What are the clinical applications and PK of Group 4 drugs

Answer 47

Verapamil - AV nodal re-entry (nodal tachycardia) especially in prophylaxis (oral, parenteral; duration 7h)

Diltiazem - rate control in Afib (oral, parenteral; duration 6h)

Question 48

What are the toxicities of Group 4

Answer 48

Depression of cardiac contractility, AV conduction, and BP

Constipation

Question 49

What are the miscellaneous antiarrhythmic drugs

Answer 49

Adenosine
Potassium ion
Magnesium ion

Question 50

MOA of Adenosine

Answer 50

Normal component of the body, but when given in high doses as an IV bolus, the drug slows or completely blocks conduction in the AV node.

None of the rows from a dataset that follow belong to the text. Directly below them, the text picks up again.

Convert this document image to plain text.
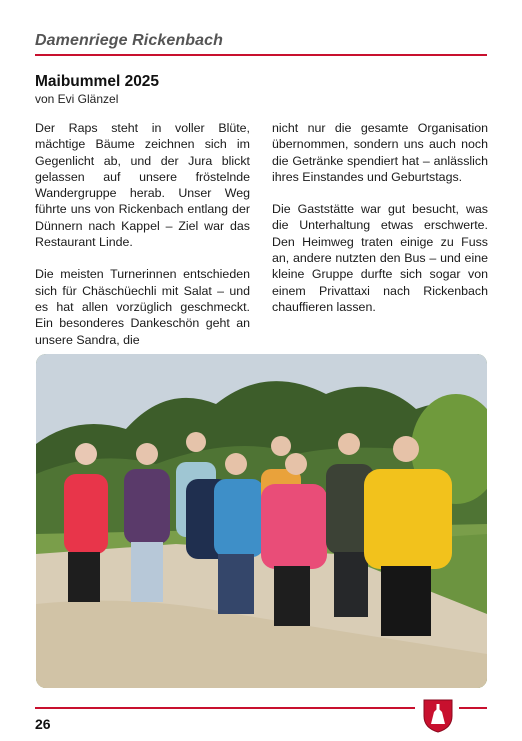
Damenriege Rickenbach
Maibummel 2025
von Evi Glänzel

Der Raps steht in voller Blüte, mächtige Bäume zeichnen sich im Gegenlicht ab, und der Jura blickt gelassen auf unsere fröstelnde Wandergruppe herab. Unser Weg führte uns von Rickenbach entlang der Dünnern nach Kappel – Ziel war das Restaurant Linde.

Die meisten Turnerinnen entschieden sich für Chäschüechli mit Salat – und es hat allen vorzüglich geschmeckt. Ein besonderes Dankeschön geht an unsere Sandra, die

nicht nur die gesamte Organisation übernommen, sondern uns auch noch die Getränke spendiert hat – anlässlich ihres Einstandes und Geburtstags.

Die Gaststätte war gut besucht, was die Unterhaltung etwas erschwerte. Den Heimweg traten einige zu Fuss an, andere nutzten den Bus – und eine kleine Gruppe durfte sich sogar von einem Privattaxi nach Rickenbach chauffieren lassen.

26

Causes increase in diastolic I(K) of AV node that causes marked hyperpolarization and conduction block. Reduced I(Ca).

Question 51

What is the clinical application of Adenosine

Answer 51

EXTREMELY effective in abolishing AV nodal arrhythmia, and because of its very low toxicity it has become the drug of choice for this arrhythmia.

Question 52

What is the PK and Toxicities of Adenosine

Answer 52

Extremely short duration of action (15s)
Toxicity includes flushing and hypotension, but because of their short duration these effects do not limit the use of the drug. Transient chest pain and dyspnea (probably due to bronchoconstriction) may also occur.

Question 53

Potassium Ion MOA, Use, PK, and Toxicities

Answer 53

Increase in all K currents, decreased automaticity, decreased digitalis toxicity. Depresses ectopic pacemakers.
Oral or IV
Toxicities include both hypokalemia and hyperkalemia, which are associated with arrhythmogenesis. Severe hyperkalemia causes cardiac arrest.

Question 54

Magnesium Ion MOA, Use, PK, and Toxicities

Answer 54

Poorly understood MOA, possible increase in Na/K ATPase activity.
Use in digitalis arrhythmias and other arrhythmias if serum Mg is low.
IV administration
Toxicities include muscle weakness and severe hypermagnesemia which can cause respiratory paralysis

Question 55

Sympatholytic Definition

Answer 55

Blocks sympathetic stimulation –> BB would be considered to be a sympatholytic agent!